En collaboration avec des chercheurs du MIT, de l’université Johns Hopkins et de l’université d’État du Michigan, l’équipe de M. Zhang a conçu un prototype de 10 centimètres sur 10 centimètres qui exploite l’un des inconvénients des cellules photovoltaïques : leur efficacité relativement faible. La plupart des cellules photovoltaïques ne peuvent convertir qu’environ 30 % de l’énergie solaire en électricité, le reste se dissipant sous forme de chaleur perdue. Le dispositif mis au point par l’équipe est toutefois capable d’exploiter la majeure partie de cette chaleur résiduelle et de l’utiliser pour réchauffer l’eau de mer jusqu’à ce qu’elle s’évapore.
« En fait, la lumière solaire de courte longueur d’onde interagit avec la cellule solaire pour produire de l’électricité, et la lumière de plus grande longueur d’onde génère la chaleur résiduelle qui alimente la distillation de l’eau de mer », précise M. Zhang. « De cette manière, toute l’énergie solaire peut être utilisée. Rien n’est gaspillé. »
Pour que l’évaporation thermique interfaciale se produise, il existe un composant essentiel, appelé mèche capillaire, qui piège l’eau dans un film mince en contact direct avec le panneau solaire. Ainsi, il suffit de chauffer la fine pellicule plutôt qu’un grand volume d’eau, et l’efficacité de l’évaporation est portée à plus de 90 %. Une fois l’eau de mer évaporée, le sel reste sur place et la vapeur dessalée se condense en eau propre, qui passe par un électrolyseur qui sépare les molécules d’eau en hydrogène et en oxygène.

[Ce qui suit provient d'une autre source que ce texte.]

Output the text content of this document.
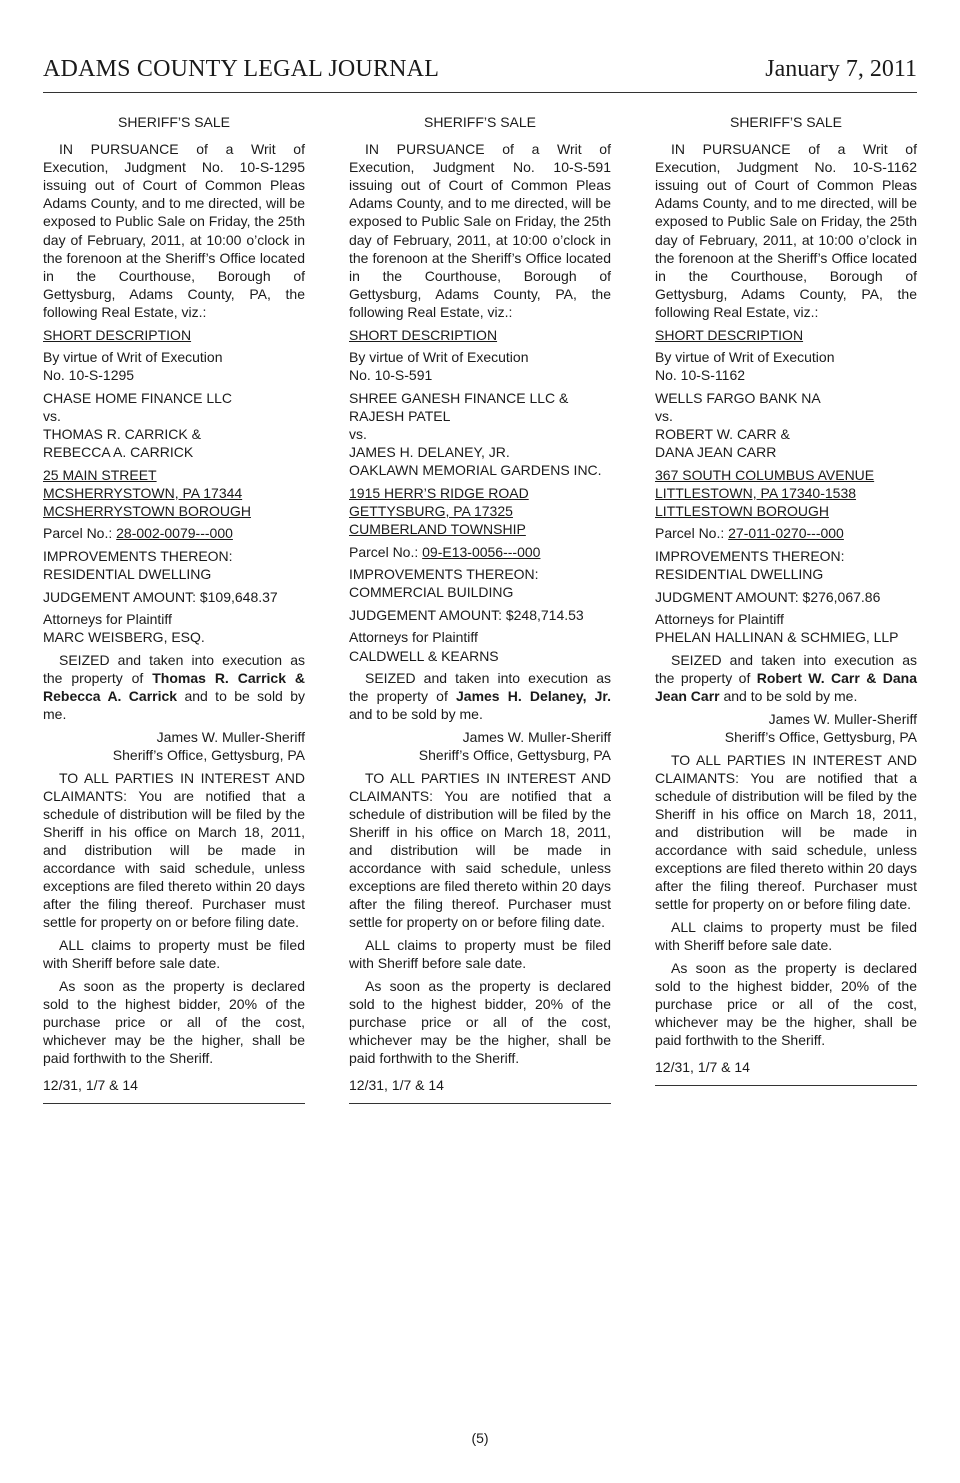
ADAMS COUNTY LEGAL JOURNAL	January 7, 2011

SHERIFF’S SALE

IN PURSUANCE of a Writ of Execution, Judgment No. 10-S-1295 issuing out of Court of Common Pleas Adams County, and to me directed, will be exposed to Public Sale on Friday, the 25th day of February, 2011, at 10:00 o’clock in the forenoon at the Sheriff’s Office located in the Courthouse, Borough of Gettysburg, Adams County, PA, the following Real Estate, viz.:

SHORT DESCRIPTION

By virtue of Writ of Execution
No. 10-S-1295

CHASE HOME FINANCE LLC
vs.
THOMAS R. CARRICK &
REBECCA A. CARRICK

25 MAIN STREET
MCSHERRYSTOWN, PA 17344
MCSHERRYSTOWN BOROUGH

Parcel No.: 28-002-0079---000

IMPROVEMENTS THEREON:
RESIDENTIAL DWELLING

JUDGEMENT AMOUNT: $109,648.37

Attorneys for Plaintiff
MARC WEISBERG, ESQ.

SEIZED and taken into execution as the property of Thomas R. Carrick & Rebecca A. Carrick and to be sold by me.

James W. Muller-Sheriff
Sheriff’s Office, Gettysburg, PA

TO ALL PARTIES IN INTEREST AND CLAIMANTS: You are notified that a schedule of distribution will be filed by the Sheriff in his office on March 18, 2011, and distribution will be made in accordance with said schedule, unless exceptions are filed thereto within 20 days after the filing thereof. Purchaser must settle for property on or before filing date.

ALL claims to property must be filed with Sheriff before sale date.

As soon as the property is declared sold to the highest bidder, 20% of the purchase price or all of the cost, whichever may be the higher, shall be paid forthwith to the Sheriff.

12/31, 1/7 & 14

SHERIFF’S SALE

IN PURSUANCE of a Writ of Execution, Judgment No. 10-S-591 issuing out of Court of Common Pleas Adams County, and to me directed, will be exposed to Public Sale on Friday, the 25th day of February, 2011, at 10:00 o’clock in the forenoon at the Sheriff’s Office located in the Courthouse, Borough of Gettysburg, Adams County, PA, the following Real Estate, viz.:

SHORT DESCRIPTION

By virtue of Writ of Execution
No. 10-S-591

SHREE GANESH FINANCE LLC &
RAJESH PATEL
vs.
JAMES H. DELANEY, JR.
OAKLAWN MEMORIAL GARDENS INC.

1915 HERR’S RIDGE ROAD
GETTYSBURG, PA 17325
CUMBERLAND TOWNSHIP

Parcel No.: 09-E13-0056---000

IMPROVEMENTS THEREON:
COMMERCIAL BUILDING

JUDGEMENT AMOUNT: $248,714.53

Attorneys for Plaintiff
CALDWELL & KEARNS

SEIZED and taken into execution as the property of James H. Delaney, Jr. and to be sold by me.

James W. Muller-Sheriff
Sheriff’s Office, Gettysburg, PA

TO ALL PARTIES IN INTEREST AND CLAIMANTS: You are notified that a schedule of distribution will be filed by the Sheriff in his office on March 18, 2011, and distribution will be made in accordance with said schedule, unless exceptions are filed thereto within 20 days after the filing thereof. Purchaser must settle for property on or before filing date.

ALL claims to property must be filed with Sheriff before sale date.

As soon as the property is declared sold to the highest bidder, 20% of the purchase price or all of the cost, whichever may be the higher, shall be paid forthwith to the Sheriff.

12/31, 1/7 & 14

SHERIFF’S SALE

IN PURSUANCE of a Writ of Execution, Judgment No. 10-S-1162 issuing out of Court of Common Pleas Adams County, and to me directed, will be exposed to Public Sale on Friday, the 25th day of February, 2011, at 10:00 o’clock in the forenoon at the Sheriff’s Office located in the Courthouse, Borough of Gettysburg, Adams County, PA, the following Real Estate, viz.:

SHORT DESCRIPTION

By virtue of Writ of Execution
No. 10-S-1162

WELLS FARGO BANK NA
vs.
ROBERT W. CARR &
DANA JEAN CARR

367 SOUTH COLUMBUS AVENUE
LITTLESTOWN, PA 17340-1538
LITTLESTOWN BOROUGH

Parcel No.: 27-011-0270---000

IMPROVEMENTS THEREON:
RESIDENTIAL DWELLING

JUDGMENT AMOUNT: $276,067.86

Attorneys for Plaintiff
PHELAN HALLINAN & SCHMIEG, LLP

SEIZED and taken into execution as the property of Robert W. Carr & Dana Jean Carr and to be sold by me.

James W. Muller-Sheriff
Sheriff’s Office, Gettysburg, PA

TO ALL PARTIES IN INTEREST AND CLAIMANTS: You are notified that a schedule of distribution will be filed by the Sheriff in his office on March 18, 2011, and distribution will be made in accordance with said schedule, unless exceptions are filed thereto within 20 days after the filing thereof. Purchaser must settle for property on or before filing date.

ALL claims to property must be filed with Sheriff before sale date.

As soon as the property is declared sold to the highest bidder, 20% of the purchase price or all of the cost, whichever may be the higher, shall be paid forthwith to the Sheriff.

12/31, 1/7 & 14

(5)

« Il s’agit d’une technologie hautement intégrée. La conception a été difficile car il y a beaucoup de couplages complexes : le dessalement couplé à l’électrolyse, l’électrolyse couplée au panneau solaire, et le panneau solaire couplé au dessalement par le biais de la conversion et du transport de l’énergie solaire, électrique, chimique et thermique », a ajouté M. Zhang. « Aujourd’hui, pour la première fois, nous pouvons produire une quantité d’eau suffisante pour répondre à la demande de production d’hydrogène. De plus, nous disposons d’une quantité supplémentaire d’eau pour la boisson. Une pierre deux coups ».
Selon M. Zhang, le coût actuel de la production d’hydrogène vert est d’environ 10 dollars par kilogramme, mais compte tenu de l’abondance de la lumière du soleil et de l’eau de mer, le dispositif mis au point par son équipe pourrait, sur une période de 15 ans, ramener le coût à 1 dollar par kilogramme. M. Zhang envisage également la possibilité d’intégrer cette technologie dans les fermes solaires pour refroidir les panneaux photovoltaïques, ce qui améliorerait leur efficacité et prolongerait leur durée de vie.
« Nous voulons éviter les émissions de carbone et la pollution. Mais en même temps, nous nous préoccupons aussi du coût, car plus le coût est bas, plus le potentiel du marché pour une adoption à grande échelle est élevé », a-t-il conclu. « Nous pensons qu’il existe un énorme potentiel pour les installations futures. ».
Légende illustration : Une équipe dirigée par Cornell a construit un prototype de 10 centimètres sur 10 centimètres qui produit de l’hydrogène « vert » sans carbone par électrolyse solaire de l’eau de mer, avec un sous-produit important : de l’eau potable.
Article : « Over 12% efficiency solar-powered green hydrogen production from seawater »- DOI : 10.1039/d4ee06203e
L’auteur principal de l’article est Xuanjie Wang, de l’université de Lehigh. Les coauteurs sont Yipu Wang, doctorant, M.S. ’24, Jintong Gao, chercheur postdoctoral, Yayuan Liu, de l’université Johns Hopkins, et Xinyue Liu, de l’université d’État du Michigan.